Speculative decoding (SD) accelerates large language model inference by leveraging a draft-then-verify paradigm. To maximize the acceptance rate, recent methods construct expansive draft trees, which unfortunately incur severe VRAM bandwidth and computational overheads that bottleneck end-to-end speedups. While dynamic-depth pruning can reduce this latency by removing marginal branches, it also discards potentially valid candidates, preventing the acceptance rate from reaching the upper bound of dense trees. In this paper, we identify a critical opportunity in resource allocation: the transition from dense to pruned drafting frees up significant computational budget. To break this Pareto tradeoff, we introduce Graft, a compensation framework that couples pruning and retrieval as mutually reinforcing operations. Pruning supplies sufficient budget for retrieval, while retrieval compensates for pruning-induced coverage loss and recovers accepted length. By employing a sequential `prune-then-graft' mechanism, Graft attaches highly predictive retrieved tokens into positions opened by pruning, filling the topological gaps with near-zero overhead. Graft is entirely training-free and lossless. Comprehensive evaluations show that Graft establishes a new Pareto frontier across practical deployment settings, including short-context generation, long-context generation, and large-scale models. On short-context benchmarks, it achieves up to 5.41$\times$ speedup and improves average speedup over EAGLE-3 by up to 21.8% on the large-scale Qwen3-235B. We also provide a preliminary exploration of applying Graft to the DFlash-style block drafting paradigm, offering initial evidence and insights for extending grafting beyond autoregressive draft trees.

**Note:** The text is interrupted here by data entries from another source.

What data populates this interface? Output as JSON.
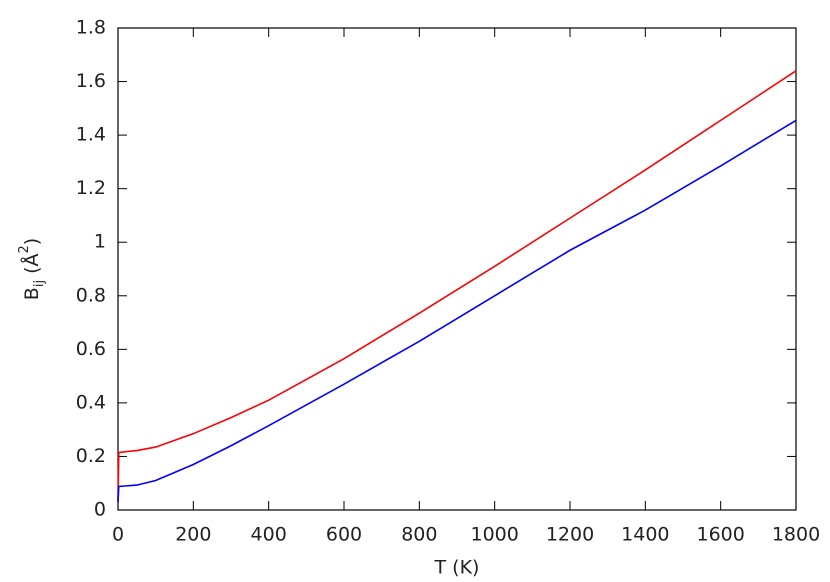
{
  "chart_data": {
    "type": "line",
    "xlabel": "T (K)",
    "ylabel_parts": [
      "B",
      "ij",
      " (Å",
      "2",
      ")"
    ],
    "x": [
      0,
      2,
      50,
      100,
      200,
      300,
      400,
      600,
      800,
      1000,
      1200,
      1400,
      1600,
      1800
    ],
    "series": [
      {
        "color": "#ff0000",
        "values": [
          0.03,
          0.215,
          0.222,
          0.235,
          0.285,
          0.345,
          0.41,
          0.565,
          0.735,
          0.91,
          1.09,
          1.27,
          1.455,
          1.64
        ]
      },
      {
        "color": "#0000ff",
        "values": [
          0.03,
          0.088,
          0.093,
          0.11,
          0.17,
          0.24,
          0.315,
          0.47,
          0.63,
          0.8,
          0.97,
          1.12,
          1.285,
          1.455
        ]
      }
    ],
    "xlim": [
      0,
      1800
    ],
    "xticks": [
      0,
      200,
      400,
      600,
      800,
      1000,
      1200,
      1400,
      1600,
      1800
    ],
    "ylim": [
      0,
      1.8
    ],
    "yticks": [
      0,
      0.2,
      0.4,
      0.6,
      0.8,
      1,
      1.2,
      1.4,
      1.6,
      1.8
    ],
    "grid": false
  }
}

翻译：推测解码（SD）通过“草稿-验证”范式加速大语言模型推理。为最大化接受率，近期方法构建了庞大的草稿树，但这不幸导致了严重的显存带宽与计算开销，成为端到端加速的瓶颈。尽管动态深度剪枝可通过移除低效分支来降低延迟，但它也丢弃了可能有效的候选项，使接受率无法达到稠密树的上限。本文识别出资源分配中的关键机遇：从稠密草稿到剪枝草稿的转变可释放大量计算预算。为打破这一帕累托权衡，我们提出Graft——一种将剪枝与检索耦合为相互增强操作的补偿框架。剪枝为检索提供充足预算，而检索则补偿剪枝导致的覆盖率损失并恢复接受长度。通过采用顺序的“先剪后接”（prune-then-graft）机制，Graft将高预测性的检索令牌接入剪枝所开辟的位置，以近乎零开销填补拓扑间隙。Graft完全无需训练且无损。全面评估表明，Graft在包括短上下文生成、长上下文生成及大规模模型的实用部署场景中建立了新的帕累托前沿。在短上下文基准测试中，它实现了高达5.41倍加速，并在大规模Qwen3-235B模型上将平均加速比相较EAGLE-3提升最多21.8%。我们还对将Graft应用于DFlash风格的分块草稿范式进行了初步探索，为将嫁接扩展至自回归草稿树之外提供了初步证据与洞见。